Now, the trick with going poo free? When you start, your poor hair isn’t going to know what has hit it. Every time you use a conventional shampoo, it strips your hair of its natural oils. You’re tricking your follicles, then, to produce MORE oil. Yor very dazed and  confused hair follicles may commonly OVER-produce oil, to compensate. For a week or so (up to a month for some people, I’ve heard), you may have some oily hair. So, either just go for it, or pick a ‘hermit month’ and don’t go out.  Seriously, for me, it wasn’t too bad.

The other trick is finding out what baking soda method works best for you. I’ve tried a couple of things: 1 – 2 Tbl. baking soda dissolved in a squeeze bottle (an old mustard bottle works well), and baking soda mixed with water. It is the latter that I’m currently using. I put about 1 tsp, very small amount, in my hand, just wet with water, and rub on my scalp. I spend about 3 -4 minutes massaging my scalp lightly, yet firmly, in a circular motion with my fingers. I rinse well with warm water. Then, I get my jar of ACV/Water (half and half mixture is what I use, but you can increase or decrease the strength) and wet the end of my hair, but also I put it throughout my hair (that is the step that might not work for everyone, but it works for me).
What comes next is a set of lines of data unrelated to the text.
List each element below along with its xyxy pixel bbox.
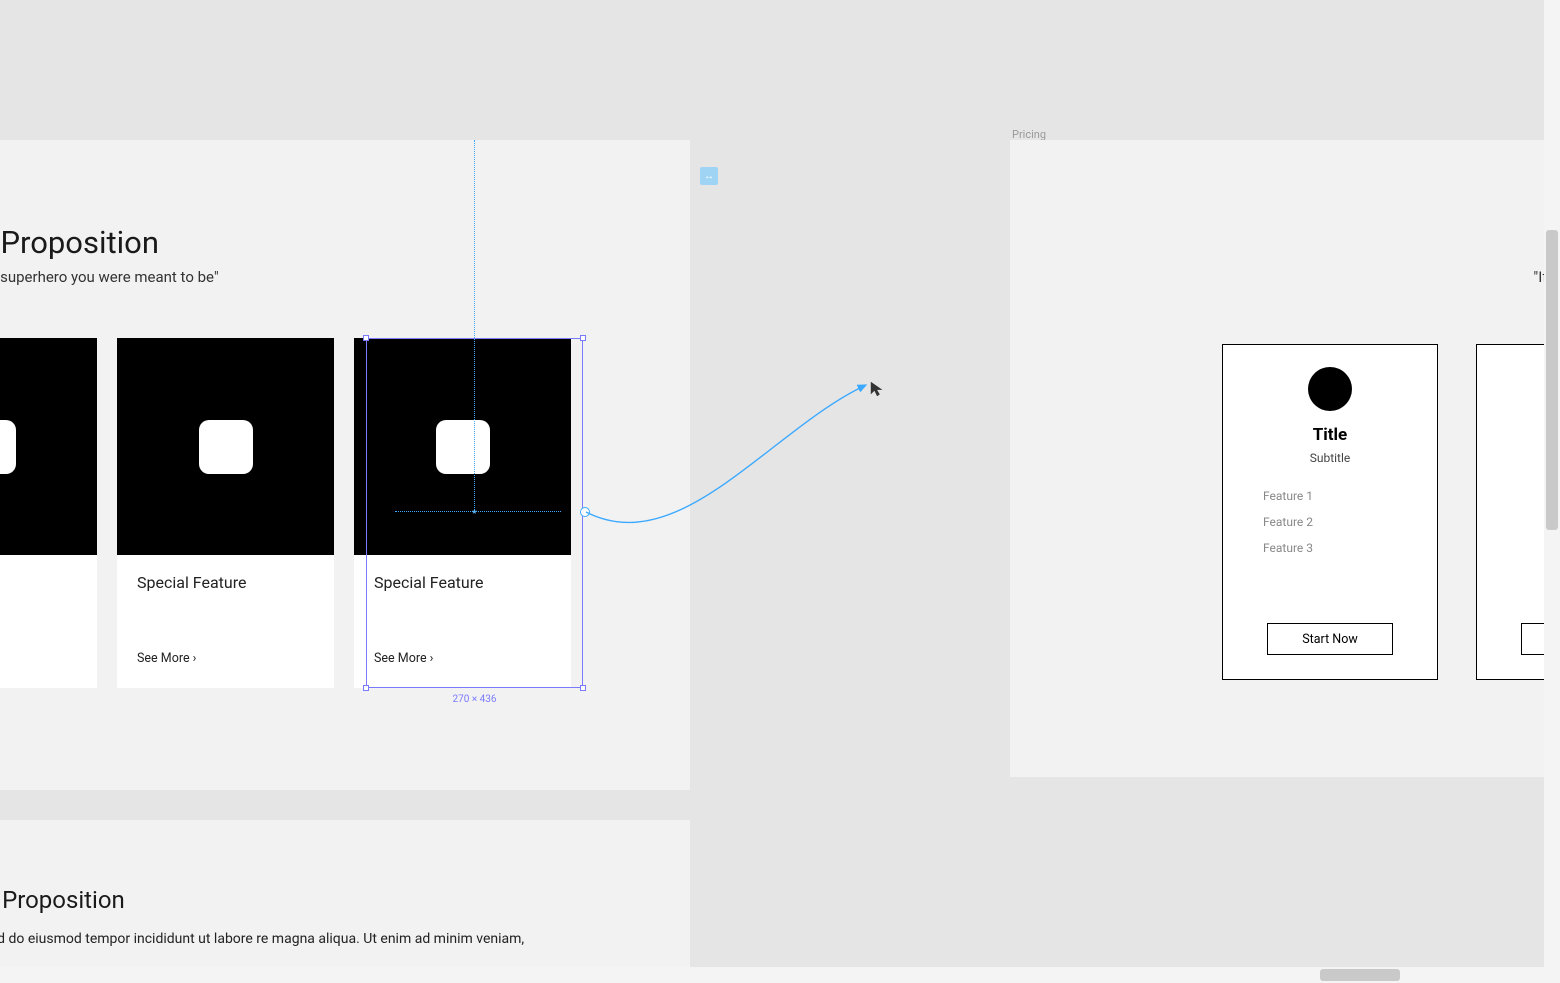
feature-card-title: Special Feature <box>374 573 551 592</box>
design-canvas[interactable]: r Best Value Proposition pp, you won't b… <box>0 0 1560 983</box>
pricing-feature: Feature 1 <box>1263 489 1313 503</box>
pricing-card-title: Title <box>1313 425 1347 445</box>
value-prop-frame[interactable]: Your Best Value Proposition nsectetur ad… <box>0 820 690 983</box>
feature-card-link[interactable]: See More › <box>374 651 433 666</box>
pricing-cta-button[interactable]: Start Now <box>1267 623 1393 655</box>
feature-card-title: Special Feature <box>137 573 314 592</box>
feature-card[interactable]: ure <box>0 338 97 688</box>
pricing-card-subtitle: Subtitle <box>1310 451 1351 465</box>
feature-card-selected[interactable]: Special Feature See More › <box>354 338 571 688</box>
value-prop-body: nsectetur adipiscing elit, sed do eiusmo… <box>0 928 528 950</box>
placeholder-icon <box>436 420 490 474</box>
horizontal-scrollbar-thumb[interactable] <box>1320 969 1400 981</box>
feature-card-link[interactable]: See More › <box>137 651 196 666</box>
features-subheading: pp, you won't become the superhero you w… <box>0 268 219 286</box>
feature-card-image <box>0 338 97 555</box>
pricing-card[interactable]: Title Subtitle Feature 1 Feature 2 Featu… <box>1222 344 1438 680</box>
feature-card-image <box>354 338 571 555</box>
feature-card-image <box>117 338 334 555</box>
cursor-icon <box>869 380 887 398</box>
resize-constraint-chip[interactable]: ↔ <box>700 167 718 185</box>
feature-card-title: ure <box>0 573 77 592</box>
placeholder-icon <box>0 420 16 474</box>
feature-cards-row: ure Special Feature See More › <box>0 338 571 688</box>
pricing-feature: Feature 3 <box>1263 541 1313 555</box>
pricing-frame[interactable]: Transpa "If you don't try this app, you … <box>1010 140 1560 777</box>
vertical-scrollbar-thumb[interactable] <box>1546 230 1558 530</box>
pricing-feature: Feature 2 <box>1263 515 1313 529</box>
features-heading: r Best Value Proposition <box>0 224 159 261</box>
pricing-cards-row: Title Subtitle Feature 1 Feature 2 Featu… <box>1222 344 1560 680</box>
features-frame[interactable]: r Best Value Proposition pp, you won't b… <box>0 140 690 790</box>
horizontal-scrollbar[interactable] <box>0 967 1560 983</box>
vertical-scrollbar[interactable] <box>1544 0 1560 983</box>
resize-icon: ↔ <box>704 171 714 182</box>
feature-card[interactable]: Special Feature See More › <box>117 338 334 688</box>
placeholder-icon <box>199 420 253 474</box>
value-prop-heading: Your Best Value Proposition <box>0 886 125 914</box>
pricing-card-avatar <box>1308 367 1352 411</box>
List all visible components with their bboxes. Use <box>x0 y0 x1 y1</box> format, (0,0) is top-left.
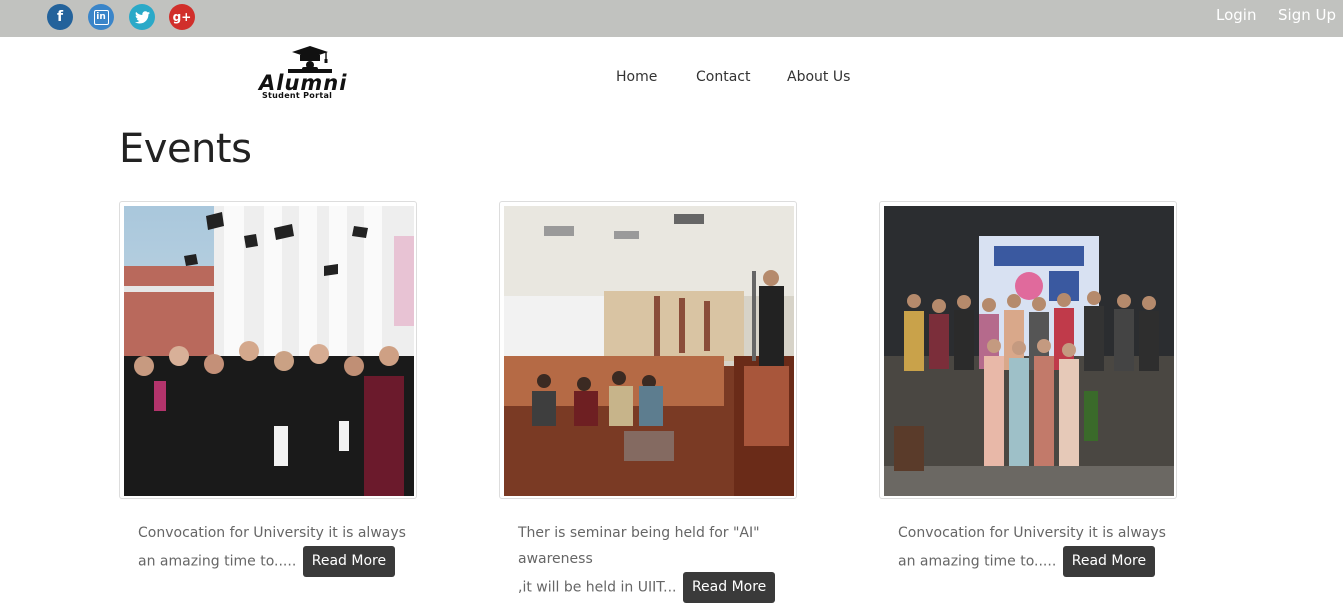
event-caption-line2: an amazing time to..... <box>138 553 297 570</box>
event-caption-line2: ,it will be held in UIIT... <box>518 579 677 596</box>
seminar-hall-photo <box>504 206 794 496</box>
logo-subtitle: Student Portal <box>262 91 333 100</box>
event-caption: Convocation for University it is always … <box>138 520 438 577</box>
read-more-button[interactable]: Read More <box>302 546 396 577</box>
event-image-graduation[interactable] <box>119 201 417 499</box>
event-image-seminar[interactable] <box>499 201 797 499</box>
top-bar: f in g+ Login Sign Up <box>0 0 1343 37</box>
nav-about-us[interactable]: About Us <box>787 69 850 85</box>
event-caption-line1: Ther is seminar being held for "AI" awar… <box>518 525 760 567</box>
page-title: Events <box>119 126 252 172</box>
graduation-photo <box>124 206 414 496</box>
event-image-group[interactable] <box>879 201 1177 499</box>
linkedin-icon[interactable]: in <box>88 4 114 30</box>
event-caption-line1: Convocation for University it is always <box>138 525 406 541</box>
site-logo[interactable]: Alumni Student Portal <box>258 45 362 101</box>
google-plus-icon[interactable]: g+ <box>169 4 195 30</box>
group-photo <box>884 206 1174 496</box>
event-caption: Convocation for University it is always … <box>898 520 1198 577</box>
read-more-button[interactable]: Read More <box>682 572 776 603</box>
event-caption-line1: Convocation for University it is always <box>898 525 1166 541</box>
login-link[interactable]: Login <box>1216 6 1256 24</box>
nav-home[interactable]: Home <box>616 69 657 85</box>
event-caption: Ther is seminar being held for "AI" awar… <box>518 520 818 603</box>
read-more-button[interactable]: Read More <box>1062 546 1156 577</box>
event-caption-line2: an amazing time to..... <box>898 553 1057 570</box>
facebook-icon[interactable]: f <box>47 4 73 30</box>
twitter-icon[interactable] <box>129 4 155 30</box>
logo-wordmark: Alumni <box>259 71 348 95</box>
nav-contact[interactable]: Contact <box>696 69 750 85</box>
signup-link[interactable]: Sign Up <box>1278 6 1336 24</box>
This is a natural softener/conditioner. The last step, I turn the water on cold. I rinse the ACV out in cold water, which I think tends to close up my hair follicles and prevent oils from being over-produced.

Pro: My hair is soft, manageable, and has more volume. Seriously! Con: I sometimes miss the smell of my old shampoo. Seriously. But, since so many people are affected by our overly-smelly chemical-ly world, I figure taking some smell out of the air is a small sacrifice.

Oil Cleansing Method for Skin: Using the proper ratio of castor oil to olive oil, and 3 drops of tea tree oil, I clean my skin using the ‘like dissolves like’ principle. I have struggled with acne all my life, and this method has given me some good results. I break out from the slightest irritation. I also know now that I have some food triggers that affect oil production in my skin, as well as hormonal cues that affect me. Both subjects of other posts. You can check out the post that got me going on this method at this site, right here:

So, once you’ve got this concoction mixed up, you put a dime-sized amount in you palm, and rub it right in to you skin. Then, take a washcloth and get it wet in realllly hot water – as hot as you can stand (without getting burned of course)  – Wet and wring on the cloth, then lay it over you face. Give yourself a relaxing facial steam. Stand there until it gets cool, then lift off cloth and repeat. You can do this 2 – 5 times; I usually do twice, then I gently rub my face in a circular motion, lifting off any oil that remains. Make sure to get good and rinsed off around your hairline and ears. You’ll only need to do this every other, or even every third day!  Pro: You’ll notice soft skin with a glow! I hope, like me, you will notice fewer breakouts as well. Con: It is especially important to REMEMBER to do this. I do sometimes forget, and when I’m not diligent, I notice more oilyness and breakouts that my skin seems to be prone to anyway.

So, you made it through the post. Congrats. And more kudos to you if you consider trying one of these things, even if its just for a week, or for a month, or for the summer!